Campanha explora reunião com embaixadores
O PT explora a reunião de Flávio com embaixadores, ocorrida em Brasília, como prova de uma suposta aliança contra os interesses nacionais. Na ocasião, o senador colocou em xeque a integridade do sistema eleitoral brasileiro, ecoando alegações já desmentidas pelo Tribunal Superior Eleitoral (TSE). A campanha petista usa esse episódio para reforçar a narrativa de que a oposição estaria disposta a sacrificar a economia e a soberania do país em troca de apoio internacional.
Defesa do Pix como símbolo de soberania
O Pix, sistema de pagamentos instantâneos criado pelo Banco Central, é apresentado pelo PT como um exemplo de inovação nacional que beneficia a população e reduz custos. A campanha petista afirma que o tarifaço ameaça esse avanço, ao impor custos adicionais que podem encarecer as transações. “Defender o Pix é defender o bolso do povo brasileiro e a nossa independência tecnológica”, declarou um dirigente partidário, que não quis ser identificado.

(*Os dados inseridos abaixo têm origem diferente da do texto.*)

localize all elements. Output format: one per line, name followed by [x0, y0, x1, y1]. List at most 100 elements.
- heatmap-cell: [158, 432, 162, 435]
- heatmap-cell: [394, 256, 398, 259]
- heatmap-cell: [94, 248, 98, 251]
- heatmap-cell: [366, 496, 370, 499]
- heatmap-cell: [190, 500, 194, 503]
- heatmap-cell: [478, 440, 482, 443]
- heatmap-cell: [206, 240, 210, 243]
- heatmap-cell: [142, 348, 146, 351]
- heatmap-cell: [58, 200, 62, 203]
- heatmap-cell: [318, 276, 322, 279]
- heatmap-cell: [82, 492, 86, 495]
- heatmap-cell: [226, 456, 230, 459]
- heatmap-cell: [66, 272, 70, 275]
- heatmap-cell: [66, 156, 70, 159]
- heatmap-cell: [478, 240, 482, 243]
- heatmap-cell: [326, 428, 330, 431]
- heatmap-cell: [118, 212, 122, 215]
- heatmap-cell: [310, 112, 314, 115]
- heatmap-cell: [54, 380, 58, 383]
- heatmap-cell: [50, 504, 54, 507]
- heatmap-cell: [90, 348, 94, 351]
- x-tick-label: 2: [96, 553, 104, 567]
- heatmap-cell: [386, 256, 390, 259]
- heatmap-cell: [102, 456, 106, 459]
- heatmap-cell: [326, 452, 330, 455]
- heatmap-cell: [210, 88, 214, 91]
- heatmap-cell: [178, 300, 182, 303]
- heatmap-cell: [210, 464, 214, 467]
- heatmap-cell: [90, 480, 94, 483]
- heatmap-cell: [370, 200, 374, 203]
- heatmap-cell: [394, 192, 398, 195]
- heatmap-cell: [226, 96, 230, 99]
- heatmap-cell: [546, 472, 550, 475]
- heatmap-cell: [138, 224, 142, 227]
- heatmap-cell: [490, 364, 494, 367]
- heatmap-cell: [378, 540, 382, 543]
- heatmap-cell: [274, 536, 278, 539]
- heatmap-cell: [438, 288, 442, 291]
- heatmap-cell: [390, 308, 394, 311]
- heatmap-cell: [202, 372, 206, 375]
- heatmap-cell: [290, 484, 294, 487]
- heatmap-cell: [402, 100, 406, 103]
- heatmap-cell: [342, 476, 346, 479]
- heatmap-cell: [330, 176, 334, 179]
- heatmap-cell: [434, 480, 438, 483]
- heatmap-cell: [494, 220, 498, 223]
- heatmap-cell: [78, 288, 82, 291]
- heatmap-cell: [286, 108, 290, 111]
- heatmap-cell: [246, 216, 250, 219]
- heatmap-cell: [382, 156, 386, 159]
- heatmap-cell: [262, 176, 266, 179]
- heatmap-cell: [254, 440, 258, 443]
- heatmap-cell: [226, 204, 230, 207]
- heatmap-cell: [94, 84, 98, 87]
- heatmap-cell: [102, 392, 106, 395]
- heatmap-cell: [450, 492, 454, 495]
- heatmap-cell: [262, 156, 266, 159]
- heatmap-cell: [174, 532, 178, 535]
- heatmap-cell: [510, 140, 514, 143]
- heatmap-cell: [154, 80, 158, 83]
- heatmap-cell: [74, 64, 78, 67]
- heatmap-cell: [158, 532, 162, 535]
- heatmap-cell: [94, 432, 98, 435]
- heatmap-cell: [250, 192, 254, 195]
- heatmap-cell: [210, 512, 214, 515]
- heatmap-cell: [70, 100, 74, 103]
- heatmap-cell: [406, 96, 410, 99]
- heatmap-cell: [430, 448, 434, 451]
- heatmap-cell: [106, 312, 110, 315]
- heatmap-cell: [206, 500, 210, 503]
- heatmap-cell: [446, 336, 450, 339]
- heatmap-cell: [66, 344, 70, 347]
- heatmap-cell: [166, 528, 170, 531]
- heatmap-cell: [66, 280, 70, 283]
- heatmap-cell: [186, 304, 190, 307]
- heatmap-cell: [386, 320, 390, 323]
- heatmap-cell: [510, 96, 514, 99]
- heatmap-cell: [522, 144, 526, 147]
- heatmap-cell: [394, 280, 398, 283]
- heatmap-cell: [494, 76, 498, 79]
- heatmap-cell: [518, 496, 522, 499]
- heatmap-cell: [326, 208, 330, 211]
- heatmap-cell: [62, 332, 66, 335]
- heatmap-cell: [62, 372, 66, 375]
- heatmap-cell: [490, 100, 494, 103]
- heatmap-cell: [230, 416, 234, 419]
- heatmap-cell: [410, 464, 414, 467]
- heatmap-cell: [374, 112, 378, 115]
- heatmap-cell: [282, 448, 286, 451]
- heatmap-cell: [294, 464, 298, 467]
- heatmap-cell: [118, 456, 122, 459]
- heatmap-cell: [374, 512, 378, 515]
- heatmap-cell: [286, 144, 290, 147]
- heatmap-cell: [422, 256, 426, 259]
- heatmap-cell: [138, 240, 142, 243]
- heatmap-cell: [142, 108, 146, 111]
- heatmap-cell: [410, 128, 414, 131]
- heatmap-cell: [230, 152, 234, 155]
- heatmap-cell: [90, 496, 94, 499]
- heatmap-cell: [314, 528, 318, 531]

Contexto político e econômico
O tarifaço, que entrou em vigor no início do mês, reajustou tarifas de serviços públicos e gerou descontentamento popular. O PT busca capitalizar politicamente sobre o desgaste do governo, ao mesmo tempo em que tenta desviar o foco de críticas à sua própria gestão. A associação de Flávio Bolsonaro às tarifas visa enfraquecer a oposição e consolidar a base governista para as próximas eleições.
Segundo analistas políticos, a estratégia do PT é eficaz em curto prazo, mas pode perder força se o governo não apresentar resultados concretos na economia. “A campanha apela para o emocional e para a memória recente, mas a população cobrará melhorias reais”, afirmou o cientista político Carlos Melo, da Universidade de São Paulo (USP).